José Luis Medal y Humberto Belli, en recientes artículos deliberan sobre si el cristianismo ha sido una religión positiva o negativa para la humanidad.
La palabra cristianismo viene del griego que significa ungido; en los rituales religiosos es el proceso de untar substancias a las personas para darles poderes divinos.
Los científicos clasifican al homo sapiens —hombre sabio—, en la clase Mammalia —productores de leche—, infraclase Placentalia o euterios, del griego —verdaderas bestias—. Los placentarios nos originamos hace millones de años, somos unas cinco mil especies.
Si existe una autoridad que es indefectible para todos los seres vivientes es la naturaleza. Todos los días, el sol sale al este y duerme en el oeste, a los placentarios nos engendran, gestamos en el vientre materno que genera una placenta con un cordón umbilical e inicia la vida mantenida con la leche materna. ¿Cómo se iniciaron estos ciclos? Nadie sabe.
La naturaleza nos dotó del instinto de supervivencia, camino que se inicia con la ayuda de los mayores, de la comunidad y el esfuerzo individual. En ese camino lo que debe prevalecer es la ayuda mutua para todos sobrevivir en armonía y felicidad. Es ley natural.
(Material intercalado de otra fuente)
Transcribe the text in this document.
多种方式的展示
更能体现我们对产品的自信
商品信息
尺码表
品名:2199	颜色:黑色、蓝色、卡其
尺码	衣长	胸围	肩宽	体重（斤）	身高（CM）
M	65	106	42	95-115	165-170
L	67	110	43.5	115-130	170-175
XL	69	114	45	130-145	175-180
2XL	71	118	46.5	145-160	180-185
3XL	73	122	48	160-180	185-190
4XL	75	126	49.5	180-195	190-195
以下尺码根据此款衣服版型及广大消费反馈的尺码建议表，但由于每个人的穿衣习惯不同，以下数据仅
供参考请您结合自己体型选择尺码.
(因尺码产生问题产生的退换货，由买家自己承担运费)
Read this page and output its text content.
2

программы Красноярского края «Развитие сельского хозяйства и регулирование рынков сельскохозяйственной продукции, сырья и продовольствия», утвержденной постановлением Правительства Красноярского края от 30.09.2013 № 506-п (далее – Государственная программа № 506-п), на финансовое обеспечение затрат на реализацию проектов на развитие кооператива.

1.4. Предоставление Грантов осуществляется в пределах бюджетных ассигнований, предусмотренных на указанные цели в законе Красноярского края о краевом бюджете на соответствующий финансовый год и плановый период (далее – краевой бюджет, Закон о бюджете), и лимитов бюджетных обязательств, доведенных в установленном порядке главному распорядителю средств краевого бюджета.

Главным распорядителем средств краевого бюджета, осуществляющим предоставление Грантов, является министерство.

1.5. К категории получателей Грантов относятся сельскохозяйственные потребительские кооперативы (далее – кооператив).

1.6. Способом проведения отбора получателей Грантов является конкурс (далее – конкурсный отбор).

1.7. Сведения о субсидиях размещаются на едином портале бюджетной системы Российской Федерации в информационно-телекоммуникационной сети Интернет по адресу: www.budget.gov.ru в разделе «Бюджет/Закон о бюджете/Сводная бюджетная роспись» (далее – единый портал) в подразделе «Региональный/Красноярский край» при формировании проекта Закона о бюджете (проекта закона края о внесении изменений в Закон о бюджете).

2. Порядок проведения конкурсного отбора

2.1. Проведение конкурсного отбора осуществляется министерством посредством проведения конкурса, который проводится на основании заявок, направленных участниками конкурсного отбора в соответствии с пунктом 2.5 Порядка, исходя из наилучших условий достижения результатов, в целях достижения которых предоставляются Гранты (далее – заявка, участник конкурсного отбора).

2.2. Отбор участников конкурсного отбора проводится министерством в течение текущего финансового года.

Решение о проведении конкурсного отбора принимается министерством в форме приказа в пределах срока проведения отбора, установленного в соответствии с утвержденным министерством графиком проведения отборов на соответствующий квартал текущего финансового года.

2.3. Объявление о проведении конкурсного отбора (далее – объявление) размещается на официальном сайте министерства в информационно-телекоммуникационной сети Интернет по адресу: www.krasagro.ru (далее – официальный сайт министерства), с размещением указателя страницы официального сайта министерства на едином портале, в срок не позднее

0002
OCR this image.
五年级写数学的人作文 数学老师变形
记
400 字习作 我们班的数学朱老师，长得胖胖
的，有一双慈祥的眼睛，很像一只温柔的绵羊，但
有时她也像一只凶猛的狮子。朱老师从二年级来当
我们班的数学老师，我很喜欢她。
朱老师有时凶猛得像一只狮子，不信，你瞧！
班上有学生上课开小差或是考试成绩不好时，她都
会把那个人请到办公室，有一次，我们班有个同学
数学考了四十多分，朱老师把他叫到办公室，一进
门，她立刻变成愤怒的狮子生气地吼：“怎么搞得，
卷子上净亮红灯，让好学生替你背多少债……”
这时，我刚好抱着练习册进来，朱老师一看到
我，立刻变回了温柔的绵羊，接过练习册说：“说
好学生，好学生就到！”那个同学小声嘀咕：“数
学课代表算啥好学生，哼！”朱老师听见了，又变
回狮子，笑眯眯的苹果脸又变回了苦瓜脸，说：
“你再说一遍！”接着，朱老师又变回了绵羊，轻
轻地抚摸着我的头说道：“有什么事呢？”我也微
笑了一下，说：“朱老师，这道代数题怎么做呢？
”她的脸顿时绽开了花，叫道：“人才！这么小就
De esas cinco mil especies el hombre es el único que tiene creencias religiosas, ¿tiene esto sentido?
Si para sobrevivir requerimos de la ayuda de los mayores, los líderes religiosos deberían tener el mismo objetivo: vivir feliz y ayudar a los demás. En el cristianismo no ha ocurrido así.
En 1478, el papa Sixto IV autorizó la inquisición española —un período de 364 años—, con la que se perseguía a los herejes, los culpables —sin derecho de defensa—, eran encarcelados, ahorcados o quemados.
Por 1520, el papa fue cuestionado por Martín Lutero, quien argumentaba que vender indulgencias era incorrecto, los religiosos vendían reducción de la pena por los pecados ya perdonados, a cualquier persona o a sus parientes muertos que permanecían en el purgatorio. Lutero propuso reformas, fue excomulgado y fundó el protestantismo.
En 1542, el papa Pablo III estableció la inquisición romana con el objetivo de combatir el protestantismo, institución infame por su “Índice de Libros Prohibidos”. Durante cuatrocientos años se prohibieron publicaciones que contenían pensamientos e investigaciones de personas eminentes, las cuales eran consideradas amenazas para la fe. La cantidad de libros prohibidos fue de unos cuatro mil. Una muerte intelectual.
Eckhard Tolle, en su libro Una nueva tierra —una lectura indispensable—, dice: “Nadie conoce las cifras exactas porque no hay registros de la época, pero parece que durante un período de trescientos años, el Tribunal de la Santa Inquisición torturó y asesinó entre tres y cinco millones de mujeres. Esa institución fue fundada por la Iglesia católica para suprimir la herejía. No hay duda de que, junto con el Holocausto, ese período se nos presenta como uno de los capítulos más sombríos de la historia de la humanidad (…)”.
Thomas Paine, en su libro La edad de la razón , refiere: “Algunos cristianos sostienen que el cristianismo no se estableció por la espada, pero, ¿a qué período se refieren? Desde luego que 12 hombres no podían empezar con la espada, no tenían el poder; pero tan pronto como los que profesaban esta religión fueron lo bastante fuertes, usaron la espada igual que la hoguera (…). La maldad más detestable, las crueldades más horrendas y los mayores misterios que han afligido a la raza humana se originaron en la religión”.
Es conveniente conocer la obra de Karlheinz Deschner, Historia criminal del cristianismo —10 tomos—, así como la acusación de Friederich Nietzsche al cristianismo.
Creer que el cristianismo es la creencia que más ha contribuido a humanizar al mundo es desconocer la historia. Es lo contrario; yo comparto la opinión de Medal.
El autor es empresario y autor del libro ¡La gran pregunta ¿Por qué los hispanos son pobres?